INCISO XVIII – LIVRE CONSTITUIÇÃO DE ASSOCIAÇÕES

A liberdade de associação é determinada pelo inciso XVII do artigo 5º da Constituição, mas a garantia da Livre Constituição de Associações está prevista apenas no inciso XVIII do mesmo artigo.

A Livre Constituição de Associações permite ao povo brasileiro criar associações sem ter que pedir autorização do Estado e sem que ele possa interferir em seu funcionamento. Essa é uma das normas jurídicas que fazem parte dos direitos fundamentais assegurados a todo cidadão brasileiro por nossa Constituição Federal (CF), promulgada em 1988. 

Este texto esclarecerá a história e a aplicação prática do inciso XVIII em nosso cotidiano e é parte do projeto Artigo Quinto, fruto da parceria entre o Instituto Mattos Filho, a Civicus e a Politize!.

O QUE DIZ O INCISO XVIII?

O artigo 5º, em seu inciso XVIII, afirma que:

XVIII – a criação de associações e, na forma da lei, a de cooperativas independem de autorização, sendo vedada a interferência estatal em seu funcionamento;

O direito à livre constituição de associações permite que os indivíduos as criem sem a obrigação de pedir autorização do Estado e sem que ele possa interferir em seu funcionamento. 

Conforme citamos no texto do inciso XVII do artigo 5º, sobre Liberdade de Associações, uma associação é definida como qualquer união de pessoas físicas ou jurídicas, inclusive as que têm finalidades lucrativas (como as sociedades empresariais), para o alcance de objetivos comuns. E todas elas têm o direito à livre constituição de associações.

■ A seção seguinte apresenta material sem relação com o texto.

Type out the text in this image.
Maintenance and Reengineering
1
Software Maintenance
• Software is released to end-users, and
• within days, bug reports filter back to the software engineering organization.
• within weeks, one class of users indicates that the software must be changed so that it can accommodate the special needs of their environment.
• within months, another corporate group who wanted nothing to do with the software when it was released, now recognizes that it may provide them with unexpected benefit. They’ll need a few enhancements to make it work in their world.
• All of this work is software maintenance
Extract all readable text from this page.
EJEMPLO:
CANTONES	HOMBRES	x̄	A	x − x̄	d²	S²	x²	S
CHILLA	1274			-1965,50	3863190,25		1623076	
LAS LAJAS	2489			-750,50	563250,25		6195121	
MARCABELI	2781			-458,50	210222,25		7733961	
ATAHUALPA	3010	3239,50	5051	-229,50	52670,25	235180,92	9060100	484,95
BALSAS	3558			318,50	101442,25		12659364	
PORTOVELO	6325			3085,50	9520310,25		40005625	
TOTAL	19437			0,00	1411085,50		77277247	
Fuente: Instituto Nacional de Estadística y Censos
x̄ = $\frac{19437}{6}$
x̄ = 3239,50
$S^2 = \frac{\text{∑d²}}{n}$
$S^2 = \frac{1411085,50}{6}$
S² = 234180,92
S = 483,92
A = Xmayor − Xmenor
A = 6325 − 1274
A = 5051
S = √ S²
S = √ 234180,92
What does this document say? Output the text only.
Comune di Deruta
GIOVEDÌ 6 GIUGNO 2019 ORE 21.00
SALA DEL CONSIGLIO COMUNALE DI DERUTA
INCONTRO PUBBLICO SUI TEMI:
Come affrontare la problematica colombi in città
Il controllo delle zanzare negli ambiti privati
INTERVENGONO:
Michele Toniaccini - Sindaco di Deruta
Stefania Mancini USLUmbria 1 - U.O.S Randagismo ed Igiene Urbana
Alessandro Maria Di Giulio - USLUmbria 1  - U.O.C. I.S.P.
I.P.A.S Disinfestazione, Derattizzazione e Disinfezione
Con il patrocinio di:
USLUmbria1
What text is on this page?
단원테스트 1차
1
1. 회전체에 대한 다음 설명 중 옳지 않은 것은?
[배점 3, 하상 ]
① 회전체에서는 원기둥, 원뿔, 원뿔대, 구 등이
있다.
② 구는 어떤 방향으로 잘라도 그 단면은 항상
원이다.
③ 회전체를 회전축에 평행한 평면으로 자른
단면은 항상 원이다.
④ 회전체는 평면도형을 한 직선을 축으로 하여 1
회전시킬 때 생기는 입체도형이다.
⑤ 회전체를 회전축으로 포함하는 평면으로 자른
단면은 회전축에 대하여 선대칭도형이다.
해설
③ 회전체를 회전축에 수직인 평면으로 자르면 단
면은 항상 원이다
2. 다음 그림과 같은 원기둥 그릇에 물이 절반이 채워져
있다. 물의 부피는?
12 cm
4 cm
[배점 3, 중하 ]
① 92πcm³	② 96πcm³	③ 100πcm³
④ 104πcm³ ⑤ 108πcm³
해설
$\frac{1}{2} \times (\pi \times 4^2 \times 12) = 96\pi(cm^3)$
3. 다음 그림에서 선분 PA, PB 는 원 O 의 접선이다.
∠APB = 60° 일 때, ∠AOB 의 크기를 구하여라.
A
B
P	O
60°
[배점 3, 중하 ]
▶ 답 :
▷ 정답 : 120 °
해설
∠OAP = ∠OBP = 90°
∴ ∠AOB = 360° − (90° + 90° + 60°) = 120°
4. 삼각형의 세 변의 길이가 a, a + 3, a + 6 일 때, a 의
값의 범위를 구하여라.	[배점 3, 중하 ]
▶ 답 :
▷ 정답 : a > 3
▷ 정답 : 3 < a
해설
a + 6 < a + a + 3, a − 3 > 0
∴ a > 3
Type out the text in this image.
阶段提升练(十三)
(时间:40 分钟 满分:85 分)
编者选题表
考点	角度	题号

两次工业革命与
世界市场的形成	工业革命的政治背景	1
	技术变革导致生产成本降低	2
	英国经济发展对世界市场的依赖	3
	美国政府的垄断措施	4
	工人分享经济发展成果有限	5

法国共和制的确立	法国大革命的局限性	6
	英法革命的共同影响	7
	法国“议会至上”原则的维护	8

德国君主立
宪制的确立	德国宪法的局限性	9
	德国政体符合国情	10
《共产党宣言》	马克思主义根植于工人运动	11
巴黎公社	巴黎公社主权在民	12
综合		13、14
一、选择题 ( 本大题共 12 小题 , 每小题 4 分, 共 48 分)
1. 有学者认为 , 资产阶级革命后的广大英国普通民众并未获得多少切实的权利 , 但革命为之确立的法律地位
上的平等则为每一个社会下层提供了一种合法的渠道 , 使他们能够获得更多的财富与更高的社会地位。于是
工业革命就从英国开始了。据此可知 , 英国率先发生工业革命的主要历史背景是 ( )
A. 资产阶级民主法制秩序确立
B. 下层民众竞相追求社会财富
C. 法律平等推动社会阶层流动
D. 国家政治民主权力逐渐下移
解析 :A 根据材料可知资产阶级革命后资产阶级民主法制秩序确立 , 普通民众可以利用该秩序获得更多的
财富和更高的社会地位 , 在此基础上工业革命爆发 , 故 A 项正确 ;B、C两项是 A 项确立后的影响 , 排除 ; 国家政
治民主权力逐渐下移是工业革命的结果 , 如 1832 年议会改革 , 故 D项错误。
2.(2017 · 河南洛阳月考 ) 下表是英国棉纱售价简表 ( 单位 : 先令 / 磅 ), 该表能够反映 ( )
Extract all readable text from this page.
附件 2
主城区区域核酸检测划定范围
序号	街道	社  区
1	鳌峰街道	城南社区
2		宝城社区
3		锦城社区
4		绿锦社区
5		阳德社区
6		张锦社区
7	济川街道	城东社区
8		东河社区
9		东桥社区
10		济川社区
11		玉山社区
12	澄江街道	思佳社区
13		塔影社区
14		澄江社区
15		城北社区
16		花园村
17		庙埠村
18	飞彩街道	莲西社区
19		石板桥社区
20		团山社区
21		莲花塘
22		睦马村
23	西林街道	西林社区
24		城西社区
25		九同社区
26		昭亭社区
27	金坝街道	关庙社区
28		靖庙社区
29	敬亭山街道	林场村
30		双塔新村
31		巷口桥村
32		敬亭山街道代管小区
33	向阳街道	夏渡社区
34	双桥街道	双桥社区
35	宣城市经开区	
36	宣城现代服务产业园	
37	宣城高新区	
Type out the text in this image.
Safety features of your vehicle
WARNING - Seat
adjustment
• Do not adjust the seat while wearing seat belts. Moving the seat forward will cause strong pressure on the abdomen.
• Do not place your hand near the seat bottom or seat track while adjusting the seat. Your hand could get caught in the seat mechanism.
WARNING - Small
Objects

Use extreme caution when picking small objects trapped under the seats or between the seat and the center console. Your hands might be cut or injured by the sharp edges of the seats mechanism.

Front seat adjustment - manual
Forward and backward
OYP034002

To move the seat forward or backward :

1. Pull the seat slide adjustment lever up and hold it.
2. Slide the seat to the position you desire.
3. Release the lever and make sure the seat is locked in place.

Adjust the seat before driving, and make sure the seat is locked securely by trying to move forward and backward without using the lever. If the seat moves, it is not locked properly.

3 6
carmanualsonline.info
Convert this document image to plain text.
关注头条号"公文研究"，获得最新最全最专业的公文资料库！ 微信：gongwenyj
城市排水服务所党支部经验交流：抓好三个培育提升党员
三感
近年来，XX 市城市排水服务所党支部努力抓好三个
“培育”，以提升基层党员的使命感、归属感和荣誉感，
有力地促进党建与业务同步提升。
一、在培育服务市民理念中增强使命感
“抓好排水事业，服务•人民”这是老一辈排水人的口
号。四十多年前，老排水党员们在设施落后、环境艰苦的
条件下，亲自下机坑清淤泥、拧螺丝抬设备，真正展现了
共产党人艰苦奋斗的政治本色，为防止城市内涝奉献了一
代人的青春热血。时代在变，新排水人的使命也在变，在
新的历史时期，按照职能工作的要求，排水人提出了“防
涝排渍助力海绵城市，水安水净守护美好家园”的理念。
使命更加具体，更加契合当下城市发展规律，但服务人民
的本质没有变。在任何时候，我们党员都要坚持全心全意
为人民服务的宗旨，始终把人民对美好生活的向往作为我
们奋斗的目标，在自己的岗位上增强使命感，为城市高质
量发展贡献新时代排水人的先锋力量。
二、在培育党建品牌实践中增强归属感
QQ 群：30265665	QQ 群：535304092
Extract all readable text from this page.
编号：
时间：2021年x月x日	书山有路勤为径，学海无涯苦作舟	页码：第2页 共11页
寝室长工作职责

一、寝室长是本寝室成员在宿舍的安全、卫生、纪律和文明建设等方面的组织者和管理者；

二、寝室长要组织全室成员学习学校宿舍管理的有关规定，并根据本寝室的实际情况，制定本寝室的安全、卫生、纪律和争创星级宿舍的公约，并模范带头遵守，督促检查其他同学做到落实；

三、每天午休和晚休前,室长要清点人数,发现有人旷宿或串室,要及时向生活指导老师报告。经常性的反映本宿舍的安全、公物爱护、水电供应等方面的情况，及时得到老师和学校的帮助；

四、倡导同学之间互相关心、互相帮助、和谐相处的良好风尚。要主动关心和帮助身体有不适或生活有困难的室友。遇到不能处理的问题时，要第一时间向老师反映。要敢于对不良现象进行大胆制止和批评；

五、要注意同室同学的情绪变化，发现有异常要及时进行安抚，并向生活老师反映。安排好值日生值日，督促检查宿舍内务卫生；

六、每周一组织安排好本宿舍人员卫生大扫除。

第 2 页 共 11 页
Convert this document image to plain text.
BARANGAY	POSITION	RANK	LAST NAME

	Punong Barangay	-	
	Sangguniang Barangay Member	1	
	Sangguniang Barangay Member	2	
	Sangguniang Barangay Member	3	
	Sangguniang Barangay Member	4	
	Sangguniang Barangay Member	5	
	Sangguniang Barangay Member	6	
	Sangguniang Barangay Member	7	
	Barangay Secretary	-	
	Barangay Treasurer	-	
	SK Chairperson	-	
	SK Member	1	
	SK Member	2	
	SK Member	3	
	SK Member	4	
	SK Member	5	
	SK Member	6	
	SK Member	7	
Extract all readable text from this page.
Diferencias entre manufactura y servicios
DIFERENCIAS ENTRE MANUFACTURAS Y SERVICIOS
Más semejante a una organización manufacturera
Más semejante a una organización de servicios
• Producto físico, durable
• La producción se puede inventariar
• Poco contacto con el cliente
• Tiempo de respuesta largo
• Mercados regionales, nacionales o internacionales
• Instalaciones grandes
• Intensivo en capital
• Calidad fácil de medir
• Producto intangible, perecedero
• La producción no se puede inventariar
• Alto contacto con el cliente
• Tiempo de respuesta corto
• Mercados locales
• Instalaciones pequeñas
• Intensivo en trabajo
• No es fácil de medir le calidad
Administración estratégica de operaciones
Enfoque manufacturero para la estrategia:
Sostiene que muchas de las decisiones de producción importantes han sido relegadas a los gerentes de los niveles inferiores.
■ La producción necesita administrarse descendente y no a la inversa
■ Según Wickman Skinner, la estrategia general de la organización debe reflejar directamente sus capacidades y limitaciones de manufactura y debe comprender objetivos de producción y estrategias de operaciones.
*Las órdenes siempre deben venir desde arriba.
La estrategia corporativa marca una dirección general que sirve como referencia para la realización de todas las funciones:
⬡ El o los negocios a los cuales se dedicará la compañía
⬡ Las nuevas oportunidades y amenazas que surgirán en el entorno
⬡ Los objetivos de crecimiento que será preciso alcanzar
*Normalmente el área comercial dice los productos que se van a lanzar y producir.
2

Já as cooperativas são atualmente definidas pelo artigo 3º da Lei n. 5.764/1971 (que determina a Política Nacional de Cooperativismo) da seguinte forma:

Celebram contrato de sociedade cooperativa as pessoas que reciprocamente se obrigam a contribuir com bens ou serviços para o exercício de uma atividade econômica, de proveito comum, sem objetivo de lucro.

Uma cooperativa, portanto, é uma entidade formada por pessoas que desejam viabilizar suas atividades profissionais ou econômicas  por meio do auxílio mútuo. 

Ainda que ela tenha ganhos monetários como um dos seus resultados, a cooperativa não terá o lucro como objetivo final, ao contrário do que ocorre, por exemplo, nas empresas privadas.

As organizações da sociedade civil, anteriormente chamadas de organizações não governamentais (ONGs), são instituições privadas sem fins lucrativos, que têm como escopo ações de interesse público. Elas têm a possibilidade de se organizar na forma de associação e, por isso, funcionam de forma independente do Estado e administram suas atividades livremente.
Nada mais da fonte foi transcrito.